Peter Alvaro to work with eBay on Lineage-Driven Fault Injection project

Thursday, September 6, 2018
Erin Foley

Peter Alvaro, assistant professor in the Baskin School of Engineering at UC Santa Cruz, will collaborate with eBay on a project with the goal of improving the reliability of distributed systems. The project, “Lineage-Driven Fault Injection” (LDFI), is also supported by the National Science Foundation through Alvaro’s five-year CAREER grant.

Distributed systems, a network of computers that work together and appear as a single unit to the end-user, increase scalability to meet an increasing demand for data. Despite these advantages,  there are problems inherent to these systems such as machine crashes and interrupted communication.

Alvaro, Principal Investigator of Disorderly Labs, will address these issues with LDFI, which utilizes observability infrastructure such as logs, traces, and data lineage to build models of how a distributed system tolerates faults. Then, using these models, LDFI selects and deliberately injects faults into the system in order to identify bugs.

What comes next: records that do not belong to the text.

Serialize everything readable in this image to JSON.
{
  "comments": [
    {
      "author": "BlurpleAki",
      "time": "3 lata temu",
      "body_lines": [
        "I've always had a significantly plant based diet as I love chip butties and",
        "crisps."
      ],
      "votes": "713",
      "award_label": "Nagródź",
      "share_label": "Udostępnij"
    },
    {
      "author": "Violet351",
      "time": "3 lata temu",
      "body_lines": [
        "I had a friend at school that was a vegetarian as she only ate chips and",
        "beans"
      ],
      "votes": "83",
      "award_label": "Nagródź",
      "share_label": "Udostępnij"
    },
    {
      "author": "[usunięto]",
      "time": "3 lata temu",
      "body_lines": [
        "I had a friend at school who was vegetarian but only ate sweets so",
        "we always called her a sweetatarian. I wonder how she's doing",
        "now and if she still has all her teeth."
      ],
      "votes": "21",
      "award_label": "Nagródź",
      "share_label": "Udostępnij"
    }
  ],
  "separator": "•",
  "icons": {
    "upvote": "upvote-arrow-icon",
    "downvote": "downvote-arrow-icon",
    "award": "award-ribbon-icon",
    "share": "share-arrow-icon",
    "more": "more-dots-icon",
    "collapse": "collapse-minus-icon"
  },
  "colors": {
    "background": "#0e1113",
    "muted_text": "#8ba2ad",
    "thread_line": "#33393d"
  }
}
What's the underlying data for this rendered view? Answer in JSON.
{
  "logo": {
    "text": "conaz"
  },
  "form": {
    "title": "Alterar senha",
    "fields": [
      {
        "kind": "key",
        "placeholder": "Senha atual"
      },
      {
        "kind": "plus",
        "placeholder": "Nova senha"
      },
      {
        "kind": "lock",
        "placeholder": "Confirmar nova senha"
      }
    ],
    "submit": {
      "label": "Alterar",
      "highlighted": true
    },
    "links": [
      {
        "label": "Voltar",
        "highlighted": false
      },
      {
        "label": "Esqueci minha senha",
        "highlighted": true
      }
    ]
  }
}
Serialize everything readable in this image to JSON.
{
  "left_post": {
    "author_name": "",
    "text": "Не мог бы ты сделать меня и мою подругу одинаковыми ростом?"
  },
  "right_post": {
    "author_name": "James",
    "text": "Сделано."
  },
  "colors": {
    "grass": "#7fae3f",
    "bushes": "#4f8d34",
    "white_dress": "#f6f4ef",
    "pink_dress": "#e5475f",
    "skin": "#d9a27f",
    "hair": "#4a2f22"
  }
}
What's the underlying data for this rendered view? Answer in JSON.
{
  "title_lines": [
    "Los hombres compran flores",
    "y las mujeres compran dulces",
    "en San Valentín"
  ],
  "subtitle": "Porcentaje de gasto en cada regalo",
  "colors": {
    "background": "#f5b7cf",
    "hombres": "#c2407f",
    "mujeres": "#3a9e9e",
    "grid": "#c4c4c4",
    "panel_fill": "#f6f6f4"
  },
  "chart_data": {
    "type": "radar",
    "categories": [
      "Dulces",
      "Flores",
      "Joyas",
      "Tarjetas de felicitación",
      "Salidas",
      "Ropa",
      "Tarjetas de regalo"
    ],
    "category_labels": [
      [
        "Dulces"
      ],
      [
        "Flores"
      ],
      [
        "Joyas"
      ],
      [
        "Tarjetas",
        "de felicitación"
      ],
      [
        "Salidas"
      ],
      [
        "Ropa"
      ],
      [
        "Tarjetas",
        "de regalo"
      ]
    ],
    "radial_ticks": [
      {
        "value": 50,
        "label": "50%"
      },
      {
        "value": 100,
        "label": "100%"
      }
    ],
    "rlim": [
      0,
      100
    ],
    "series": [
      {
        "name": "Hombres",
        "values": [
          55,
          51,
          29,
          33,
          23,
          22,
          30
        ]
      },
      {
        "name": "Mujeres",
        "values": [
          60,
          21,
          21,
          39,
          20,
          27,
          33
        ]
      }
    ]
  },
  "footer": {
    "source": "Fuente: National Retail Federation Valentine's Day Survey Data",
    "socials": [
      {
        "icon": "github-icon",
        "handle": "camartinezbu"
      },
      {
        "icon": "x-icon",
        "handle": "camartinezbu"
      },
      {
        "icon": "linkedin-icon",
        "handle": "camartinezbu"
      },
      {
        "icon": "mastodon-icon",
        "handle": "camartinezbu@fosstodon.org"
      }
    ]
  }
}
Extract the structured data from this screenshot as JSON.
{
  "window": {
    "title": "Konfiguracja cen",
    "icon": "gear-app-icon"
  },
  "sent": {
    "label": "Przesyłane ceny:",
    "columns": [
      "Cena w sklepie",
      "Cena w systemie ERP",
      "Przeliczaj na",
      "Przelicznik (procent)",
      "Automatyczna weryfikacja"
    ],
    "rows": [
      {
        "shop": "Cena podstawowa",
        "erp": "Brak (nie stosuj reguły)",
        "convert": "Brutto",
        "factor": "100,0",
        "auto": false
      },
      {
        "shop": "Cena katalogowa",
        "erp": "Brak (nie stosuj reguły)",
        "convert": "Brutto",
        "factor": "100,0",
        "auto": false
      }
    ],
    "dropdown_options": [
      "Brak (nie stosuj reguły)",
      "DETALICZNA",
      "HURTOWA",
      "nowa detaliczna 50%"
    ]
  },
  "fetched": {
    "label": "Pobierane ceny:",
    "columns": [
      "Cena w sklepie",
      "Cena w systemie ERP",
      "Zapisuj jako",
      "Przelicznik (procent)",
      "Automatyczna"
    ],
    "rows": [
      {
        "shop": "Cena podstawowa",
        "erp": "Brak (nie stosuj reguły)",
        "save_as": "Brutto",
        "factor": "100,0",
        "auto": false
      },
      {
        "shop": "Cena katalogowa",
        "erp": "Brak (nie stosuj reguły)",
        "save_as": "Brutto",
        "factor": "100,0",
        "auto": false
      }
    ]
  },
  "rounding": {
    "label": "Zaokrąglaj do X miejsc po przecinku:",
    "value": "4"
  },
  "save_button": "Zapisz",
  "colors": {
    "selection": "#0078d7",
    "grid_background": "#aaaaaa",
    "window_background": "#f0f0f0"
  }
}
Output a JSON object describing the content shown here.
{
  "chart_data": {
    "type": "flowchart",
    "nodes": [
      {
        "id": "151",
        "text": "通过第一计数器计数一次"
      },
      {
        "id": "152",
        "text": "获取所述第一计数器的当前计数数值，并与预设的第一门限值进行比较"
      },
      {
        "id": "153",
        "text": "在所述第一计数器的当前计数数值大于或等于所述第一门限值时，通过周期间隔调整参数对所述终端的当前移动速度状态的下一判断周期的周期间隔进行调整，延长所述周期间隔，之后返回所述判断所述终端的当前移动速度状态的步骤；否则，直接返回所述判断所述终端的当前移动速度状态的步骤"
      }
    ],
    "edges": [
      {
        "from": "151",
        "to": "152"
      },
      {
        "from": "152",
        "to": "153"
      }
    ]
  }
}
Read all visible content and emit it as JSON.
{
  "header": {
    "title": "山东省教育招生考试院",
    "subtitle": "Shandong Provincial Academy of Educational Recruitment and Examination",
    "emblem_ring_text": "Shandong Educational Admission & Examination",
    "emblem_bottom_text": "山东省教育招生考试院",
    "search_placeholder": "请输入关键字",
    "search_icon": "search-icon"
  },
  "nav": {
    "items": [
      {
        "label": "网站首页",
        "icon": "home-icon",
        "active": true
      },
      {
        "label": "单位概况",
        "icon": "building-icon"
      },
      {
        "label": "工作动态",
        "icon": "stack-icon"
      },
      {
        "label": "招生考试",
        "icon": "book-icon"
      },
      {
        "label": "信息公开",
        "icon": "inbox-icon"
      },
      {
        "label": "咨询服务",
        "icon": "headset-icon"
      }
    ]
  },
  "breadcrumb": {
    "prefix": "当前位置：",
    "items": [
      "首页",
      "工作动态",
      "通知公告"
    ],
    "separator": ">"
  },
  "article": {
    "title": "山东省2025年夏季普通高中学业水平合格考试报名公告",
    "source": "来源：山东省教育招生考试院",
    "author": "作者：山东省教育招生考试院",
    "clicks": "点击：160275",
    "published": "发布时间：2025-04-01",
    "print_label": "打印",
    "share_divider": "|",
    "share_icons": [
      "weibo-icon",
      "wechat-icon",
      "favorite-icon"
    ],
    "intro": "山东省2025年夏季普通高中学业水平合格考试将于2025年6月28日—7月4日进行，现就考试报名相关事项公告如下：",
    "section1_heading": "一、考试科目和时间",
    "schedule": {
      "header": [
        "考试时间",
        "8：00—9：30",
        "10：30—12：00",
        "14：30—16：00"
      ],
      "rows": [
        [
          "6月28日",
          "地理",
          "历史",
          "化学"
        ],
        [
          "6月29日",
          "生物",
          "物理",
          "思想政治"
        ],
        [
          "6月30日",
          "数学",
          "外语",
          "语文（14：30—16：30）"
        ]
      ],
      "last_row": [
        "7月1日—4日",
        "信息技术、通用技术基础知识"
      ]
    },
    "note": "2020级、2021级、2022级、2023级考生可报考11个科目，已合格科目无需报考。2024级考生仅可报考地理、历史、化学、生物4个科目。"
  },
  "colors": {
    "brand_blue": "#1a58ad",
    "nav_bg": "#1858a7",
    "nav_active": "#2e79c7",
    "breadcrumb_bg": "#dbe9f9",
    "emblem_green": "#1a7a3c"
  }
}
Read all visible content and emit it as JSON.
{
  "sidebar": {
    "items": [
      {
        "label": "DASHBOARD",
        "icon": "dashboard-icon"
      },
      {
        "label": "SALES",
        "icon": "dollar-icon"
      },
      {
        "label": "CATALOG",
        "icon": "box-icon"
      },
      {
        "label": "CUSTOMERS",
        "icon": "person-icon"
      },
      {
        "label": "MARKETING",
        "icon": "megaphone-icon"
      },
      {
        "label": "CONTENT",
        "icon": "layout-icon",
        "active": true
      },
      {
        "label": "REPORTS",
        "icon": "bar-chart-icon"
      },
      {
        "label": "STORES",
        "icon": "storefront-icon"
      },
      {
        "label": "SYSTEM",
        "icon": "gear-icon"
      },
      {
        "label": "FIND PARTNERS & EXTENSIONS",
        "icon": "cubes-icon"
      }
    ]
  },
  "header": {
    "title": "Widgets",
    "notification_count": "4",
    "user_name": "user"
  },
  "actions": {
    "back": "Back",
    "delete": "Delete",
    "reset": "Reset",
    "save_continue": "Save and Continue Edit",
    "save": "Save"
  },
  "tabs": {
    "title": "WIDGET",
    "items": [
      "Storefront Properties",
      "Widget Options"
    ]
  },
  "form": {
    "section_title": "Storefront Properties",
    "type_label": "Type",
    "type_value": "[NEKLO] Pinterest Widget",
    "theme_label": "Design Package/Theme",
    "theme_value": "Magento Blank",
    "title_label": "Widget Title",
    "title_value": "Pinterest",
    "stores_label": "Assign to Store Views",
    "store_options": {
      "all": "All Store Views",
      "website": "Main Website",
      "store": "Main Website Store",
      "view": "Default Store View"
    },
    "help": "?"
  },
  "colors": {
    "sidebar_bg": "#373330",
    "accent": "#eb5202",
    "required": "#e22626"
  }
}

Unlike other state-of-the-art techniques, which involve manually injecting faults or injecting them at random, LDFI identifies faults likely to impact the system by observing successful runs and learns how the system masks or works around faults. This allows it to avoid injecting faults that the system is already known to tolerate and focus instead on faults likely to impact the system.

With his research, Alvaro hopes to show that LDFI is more effective at identifying user-visible bugs in production systems and software than other experiment selection techniques. “Ideally, we would like to measure the effect of LDFI on eBay’s overall availability,” Alvaro explained.

Faults in distributed systems can have a profound impact on e-commerce companies like eBay. An effective method of identifying user-visible faults in distributed networks would help eBay prevent, detect, and act on bugs that can negatively affect the experience of its 175 million users.

eBay’s investment in the LDFI project will enable the company to deliver better customer experiences with healthy software pipelines, says Ravi Punati, Senior Manager of Site Reliability Engineering at eBay. “Funding Disorderly Labs will enable Dr. Alvaro to focus on unsolved problems in distributed systems,” he said.

The partnership will provide Alvaro’s research team access to a large distributed system on which to test LDFI and allows Alvaro to stay in contact with those in industry. “In systems research, periodic ‘re-grounding’ with industry is essential. Otherwise, we researchers would have misgivings about whether we are identifying and solving real-world problems facing practitioners in the field,” Alvaro said.

Alvaro is currently seeking two graduate students to assist him with his research. The project will provide real-world experience to these students, who will spend a full academic year focusing on innovation, followed by a summer spent focusing on results.